Primeiro, qualquer representação do sagrado é em si profana. Isto é demonstrado pelo segundo mandamento (imagens) nos tempos antigos e, mais recentemente, A traição das imagens (1929) por René Magritte (a famosa pintura de um cachimbo com a inscrição «Isto não é um cachimbo»). A expressão “arte sacra” é uma convenção e um oxímoro. Refere-se ao sagrado, lembra o sagrado, mas não é em si “sagrado”. Se oÚltima Ceia de Leonardo já entrou no gosto comum, temos certeza de que na época não suscitou aplausos unânimes. Muitos terão-se oposto às escolhas do artista, como é normal e correto.
Em segundo lugar, a pergunta que me faço é: se o problema de Paris foi uma possível alusão à Última Ceia de Jesus, qual foi exactamente o escândalo e onde exactamente estava o escárnio? Surge a suspeita legítima de que o escândalo foi causado pela própria existência daquelas pessoas. Pessoas queer e pessoas doido eles não se “vestiram” assim sabe-se lá que ambição blasfema: essas pessoas Eu sou Assim. O escândalo é, portanto, o deEcce Homo, do ser humano mostrado em sua realidade vulnerável. A verdade é provavelmente que, para alguns, essas pessoas são objecto de escárnio: são queer E doido, literalmente “bizarros” e “aberrações da natureza”. Então, como hoje não é socialmente aceitável zombar dessas pessoas, alguém as transformou em assunto de escárnio: “Olha, são eles que zombam de você, que zombam da sua fé”.

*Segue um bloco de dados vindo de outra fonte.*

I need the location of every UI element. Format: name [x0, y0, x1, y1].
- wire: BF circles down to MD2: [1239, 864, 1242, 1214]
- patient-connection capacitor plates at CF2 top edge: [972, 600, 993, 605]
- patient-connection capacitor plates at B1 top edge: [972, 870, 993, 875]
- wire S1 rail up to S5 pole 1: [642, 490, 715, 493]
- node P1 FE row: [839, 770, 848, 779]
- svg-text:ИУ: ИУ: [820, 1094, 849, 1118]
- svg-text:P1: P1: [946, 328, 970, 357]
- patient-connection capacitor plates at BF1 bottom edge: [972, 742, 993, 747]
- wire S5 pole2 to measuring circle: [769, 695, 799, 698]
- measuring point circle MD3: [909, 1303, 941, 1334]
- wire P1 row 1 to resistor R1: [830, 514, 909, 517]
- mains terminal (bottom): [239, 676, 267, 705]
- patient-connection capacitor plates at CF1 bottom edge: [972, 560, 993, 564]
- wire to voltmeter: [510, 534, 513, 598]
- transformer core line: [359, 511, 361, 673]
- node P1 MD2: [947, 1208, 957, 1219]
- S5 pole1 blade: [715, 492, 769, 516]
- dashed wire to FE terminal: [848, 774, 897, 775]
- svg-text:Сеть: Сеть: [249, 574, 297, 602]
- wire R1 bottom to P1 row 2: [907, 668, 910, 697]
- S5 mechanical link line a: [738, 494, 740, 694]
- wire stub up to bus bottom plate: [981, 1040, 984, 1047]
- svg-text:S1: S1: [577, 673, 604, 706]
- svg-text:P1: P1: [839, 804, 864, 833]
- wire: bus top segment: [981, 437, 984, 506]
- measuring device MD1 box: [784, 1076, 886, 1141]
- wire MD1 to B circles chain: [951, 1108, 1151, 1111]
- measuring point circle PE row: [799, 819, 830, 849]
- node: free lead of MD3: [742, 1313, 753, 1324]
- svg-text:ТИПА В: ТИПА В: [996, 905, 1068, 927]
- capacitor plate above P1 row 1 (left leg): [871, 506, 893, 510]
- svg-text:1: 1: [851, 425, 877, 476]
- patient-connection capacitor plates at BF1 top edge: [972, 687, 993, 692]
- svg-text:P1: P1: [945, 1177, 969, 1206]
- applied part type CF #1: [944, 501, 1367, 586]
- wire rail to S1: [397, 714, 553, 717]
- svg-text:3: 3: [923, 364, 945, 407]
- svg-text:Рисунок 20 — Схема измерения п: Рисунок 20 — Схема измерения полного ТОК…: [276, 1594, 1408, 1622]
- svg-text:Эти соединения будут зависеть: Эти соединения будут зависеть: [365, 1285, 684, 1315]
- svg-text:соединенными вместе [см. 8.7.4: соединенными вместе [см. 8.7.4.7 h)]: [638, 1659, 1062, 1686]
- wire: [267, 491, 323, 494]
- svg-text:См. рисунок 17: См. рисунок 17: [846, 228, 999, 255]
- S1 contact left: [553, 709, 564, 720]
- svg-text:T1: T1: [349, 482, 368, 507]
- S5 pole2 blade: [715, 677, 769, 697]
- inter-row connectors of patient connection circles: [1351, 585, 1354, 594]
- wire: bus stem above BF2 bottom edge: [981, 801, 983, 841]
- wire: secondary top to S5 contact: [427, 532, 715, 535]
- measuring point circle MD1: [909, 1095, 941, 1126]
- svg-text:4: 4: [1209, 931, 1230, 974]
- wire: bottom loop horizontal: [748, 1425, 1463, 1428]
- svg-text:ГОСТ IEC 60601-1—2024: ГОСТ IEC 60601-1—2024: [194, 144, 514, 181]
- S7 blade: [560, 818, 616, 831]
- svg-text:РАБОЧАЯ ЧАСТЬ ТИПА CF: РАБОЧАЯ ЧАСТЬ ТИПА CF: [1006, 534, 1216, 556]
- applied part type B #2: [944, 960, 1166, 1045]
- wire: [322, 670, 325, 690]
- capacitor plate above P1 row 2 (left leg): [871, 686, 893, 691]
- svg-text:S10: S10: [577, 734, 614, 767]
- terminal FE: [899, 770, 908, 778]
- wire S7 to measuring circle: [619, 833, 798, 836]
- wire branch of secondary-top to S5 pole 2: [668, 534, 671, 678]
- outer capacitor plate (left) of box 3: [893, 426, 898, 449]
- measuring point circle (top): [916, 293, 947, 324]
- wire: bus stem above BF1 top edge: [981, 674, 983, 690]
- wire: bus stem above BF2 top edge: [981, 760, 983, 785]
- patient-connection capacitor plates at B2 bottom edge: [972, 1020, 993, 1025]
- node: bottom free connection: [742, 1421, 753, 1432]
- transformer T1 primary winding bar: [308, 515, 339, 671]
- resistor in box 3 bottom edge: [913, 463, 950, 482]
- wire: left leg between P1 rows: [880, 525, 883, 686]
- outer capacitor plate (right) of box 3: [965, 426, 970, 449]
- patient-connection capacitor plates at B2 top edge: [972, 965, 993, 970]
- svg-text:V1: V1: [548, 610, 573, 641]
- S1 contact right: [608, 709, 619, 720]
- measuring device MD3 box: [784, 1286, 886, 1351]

Terceiro, pela forma como Jesus se comportou nos Evangelhos, podemos concluir que ele provavelmente jantava frequentemente com pessoas queer E doido. Não estou dizendo que esta foi uma oportunidade perdida de evangelização.
Uma consideração final, porém, vai para muitas pessoas que ficaram sinceramente chocadas. O apóstolo Paulo os teria definido sem qualquer desprezo como “os fracos na fé”, irmãos e irmãs dos quais os “fortes” deveriam cuidar (Romanos 14-15). Os líderes religiosos e civis que optaram por fomentar o sentimento de escândalo não se comportaram como “guardiões do meu irmão” (Gênesis 4.9). Eles poderiam ter dito: “É apenas um show kitsch” ou “Não há nenhum ataque à fé cristã acontecendo”. Eles poderiam ter discutido, mas em vez disso escolheram deixar seus irmãos e irmãs consternados, alguns por preguiça mental, porque não queriam ter tempo para refletir, outros esperando capitalizar sua raiva, para se tornarem ainda mais fortes. Este é o verdadeiro escândalo.